Personal information
- Full name: Peter Czerkaski
- Born: 19 September 1964 (age 61)
- Original team: De La Salle
- Height: 185 cm (6 ft 1 in)
- Weight: 80 kg (176 lb)

Playing career^{1}
- Years: Club / Games (Goals)
- 1985–1990: Richmond / 46 (6)
- ^{1} Playing statistics correct to the end of 1990.

= Peter Czerkaski =

Australian rules footballer

Peter Czerkaski (born 19 September 1964) is a former Australian rules footballer who played with Richmond in the Victorian Football League (VFL).

==Career==
Czerkaski, a defender and tagger, came to league football from De La Salle. He played 46 games for Richmond, from 1985 to 1990. Three of his six career goals came in the opening round of the 1987 VFL season, a high scoring loss to the West Coast Eagles, which were making their debut in the competition.
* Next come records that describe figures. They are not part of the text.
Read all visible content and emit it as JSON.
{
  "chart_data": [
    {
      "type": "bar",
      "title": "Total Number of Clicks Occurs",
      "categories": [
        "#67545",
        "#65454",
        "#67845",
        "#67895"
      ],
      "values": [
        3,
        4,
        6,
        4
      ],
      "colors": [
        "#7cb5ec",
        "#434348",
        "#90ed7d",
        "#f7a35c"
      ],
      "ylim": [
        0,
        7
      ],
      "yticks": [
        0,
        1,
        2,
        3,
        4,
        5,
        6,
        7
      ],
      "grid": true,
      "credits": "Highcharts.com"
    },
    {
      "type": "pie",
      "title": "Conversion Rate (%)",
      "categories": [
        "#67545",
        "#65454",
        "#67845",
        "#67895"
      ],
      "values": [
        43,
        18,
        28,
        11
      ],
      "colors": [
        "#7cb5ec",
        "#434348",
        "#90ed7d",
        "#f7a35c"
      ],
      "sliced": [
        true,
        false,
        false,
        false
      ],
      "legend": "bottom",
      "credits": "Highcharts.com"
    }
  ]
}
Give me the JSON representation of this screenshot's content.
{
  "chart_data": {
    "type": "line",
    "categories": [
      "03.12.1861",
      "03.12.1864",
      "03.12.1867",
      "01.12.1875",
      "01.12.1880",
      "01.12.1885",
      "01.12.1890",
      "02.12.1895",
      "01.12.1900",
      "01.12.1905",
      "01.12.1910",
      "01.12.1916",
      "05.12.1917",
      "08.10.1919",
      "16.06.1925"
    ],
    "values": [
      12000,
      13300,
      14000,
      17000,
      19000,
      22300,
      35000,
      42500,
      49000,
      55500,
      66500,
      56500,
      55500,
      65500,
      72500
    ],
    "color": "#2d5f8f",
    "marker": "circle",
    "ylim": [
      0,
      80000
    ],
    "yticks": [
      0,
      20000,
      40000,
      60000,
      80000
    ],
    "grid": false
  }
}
He was involved in an incident against Hawthorn in 1989, when he was knocked down by Gary Buckenara behind play and was carried off the field with concussion. The Hawthorn player received a three-week suspension.

In the early 1990s, Czerkaski played for Sandringham in the Victorian Football Association (VFA). He was a full-back in Sandringham's 1992 premiership team and on a half back flank when they were premiers again in 1994. It was on a half back flank that Czerkaski was named in Sandringham's Team of the Century.